On this day in labor history, the year was 1958.
That was the day twelve ultra-conservatives, including industrialists Robert Welch, Fred Koch and Harry Lynde Bradley gathered in Indianapolis to found the John Birch Society.
These men saw secret cabals and communist conspiracy everywhere.
They mobilized their vast financial resources to fuel Cold War paranoia.
They opposed New Deal policies, the Civil Rights Movement, President Lyndon Johnson’s Great Society programs and the Equal Rights Amendment. They funded Barry Goldwater’s presidential bid
in 1964, denounced Nixon as a fake and warned of his establishment of diplomatic ties with China.

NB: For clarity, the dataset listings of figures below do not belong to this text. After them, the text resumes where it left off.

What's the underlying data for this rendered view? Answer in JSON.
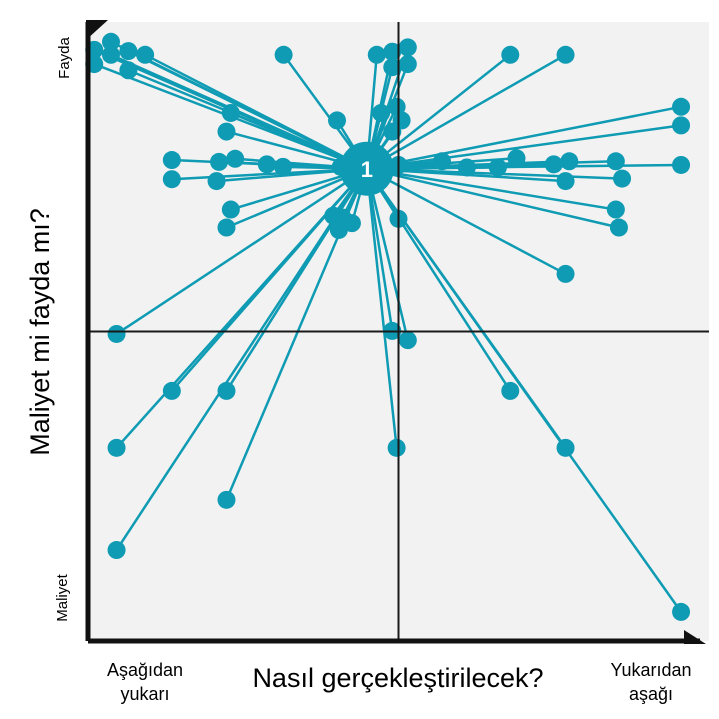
{
  "chart_data": {
    "type": "scatter",
    "title": "",
    "xlabel": "Nasıl gerçekleştirilecek?",
    "ylabel": "Maliyet mi fayda mı?",
    "x_axis_ends": {
      "low": [
        "Aşağıdan",
        "yukarı"
      ],
      "high": [
        "Yukarıdan",
        "aşağı"
      ]
    },
    "y_axis_ends": {
      "low": "Maliyet",
      "high": "Fayda"
    },
    "xlim": [
      0,
      100
    ],
    "ylim": [
      0,
      100
    ],
    "grid": false,
    "quadrant_lines": {
      "x": 50,
      "y": 50
    },
    "hub": {
      "label": "1",
      "x": 44.9,
      "y": 76.3
    },
    "color": "#0e9bb3",
    "plot_background": "#f2f2f2",
    "points": [
      [
        1,
        95.5
      ],
      [
        3.7,
        96.8
      ],
      [
        1,
        93.2
      ],
      [
        3.7,
        94.7
      ],
      [
        6.5,
        95.3
      ],
      [
        6.5,
        92.2
      ],
      [
        9.2,
        94.7
      ],
      [
        31.5,
        94.7
      ],
      [
        46.5,
        94.7
      ],
      [
        49,
        95.2
      ],
      [
        51.5,
        95.9
      ],
      [
        49,
        92.7
      ],
      [
        51.5,
        93.2
      ],
      [
        68,
        94.7
      ],
      [
        76.9,
        94.7
      ],
      [
        23,
        85.3
      ],
      [
        22.3,
        82.3
      ],
      [
        40.1,
        84.1
      ],
      [
        47.2,
        85.3
      ],
      [
        49.7,
        86.3
      ],
      [
        50.5,
        84.1
      ],
      [
        49,
        82.3
      ],
      [
        95.5,
        86.3
      ],
      [
        95.5,
        83.3
      ],
      [
        13.5,
        77.7
      ],
      [
        21.1,
        77.4
      ],
      [
        23.7,
        77.9
      ],
      [
        28.8,
        77
      ],
      [
        31.4,
        76.6
      ],
      [
        13.5,
        74.6
      ],
      [
        20.7,
        74.3
      ],
      [
        40.7,
        76.6
      ],
      [
        50,
        76.9
      ],
      [
        57,
        77.5
      ],
      [
        61,
        76.5
      ],
      [
        66,
        76.5
      ],
      [
        69,
        78
      ],
      [
        75,
        77
      ],
      [
        77.5,
        77.5
      ],
      [
        85,
        77.5
      ],
      [
        76.9,
        74.3
      ],
      [
        86,
        74.7
      ],
      [
        95.5,
        76.9
      ],
      [
        23,
        69.7
      ],
      [
        22.3,
        66.8
      ],
      [
        39.5,
        68.7
      ],
      [
        41,
        68.4
      ],
      [
        42.5,
        67.5
      ],
      [
        40.4,
        66.4
      ],
      [
        50,
        68.2
      ],
      [
        85,
        69.7
      ],
      [
        85.5,
        66.8
      ],
      [
        76.9,
        59.3
      ],
      [
        4.6,
        49.6
      ],
      [
        51.5,
        48.6
      ],
      [
        49,
        50.1
      ],
      [
        13.5,
        40.4
      ],
      [
        22.3,
        40.4
      ],
      [
        68,
        40.4
      ],
      [
        4.6,
        31.2
      ],
      [
        49.7,
        31.2
      ],
      [
        76.9,
        31.2
      ],
      [
        22.3,
        22.8
      ],
      [
        4.6,
        14.7
      ],
      [
        95.5,
        4.7
      ]
    ]
  }
}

The Birchers also opposed water fluoridation, the Environmental Protection Agency and the Occupational Safety and Health Administration.
They pressed for the U.S to withdraw from the United Nations and viewed the U.S. war in Vietnam as a plot to bring Communism to the United States.
Welch, a candy manufacturer, even asserted that President Dwight Eisenhower was a simply a tool for the communists and advocate of a “One-World New Order.”
More recently, many Birchers have also helped to found and fund the National Right to Work Committee, whose legal defense arm has pushed hard for anti-union legislation.
Prominent members like the Koch Brothers have funneled millions into the NWRC in order to bust unions, kill the Employee Free Choice Act and weaken the regulatory authority of the National Labor Relations Board.
Their current headquarters are in Appleton, Wisconsin, hometown of Red Scare warrior, Senator Joseph McCarthy.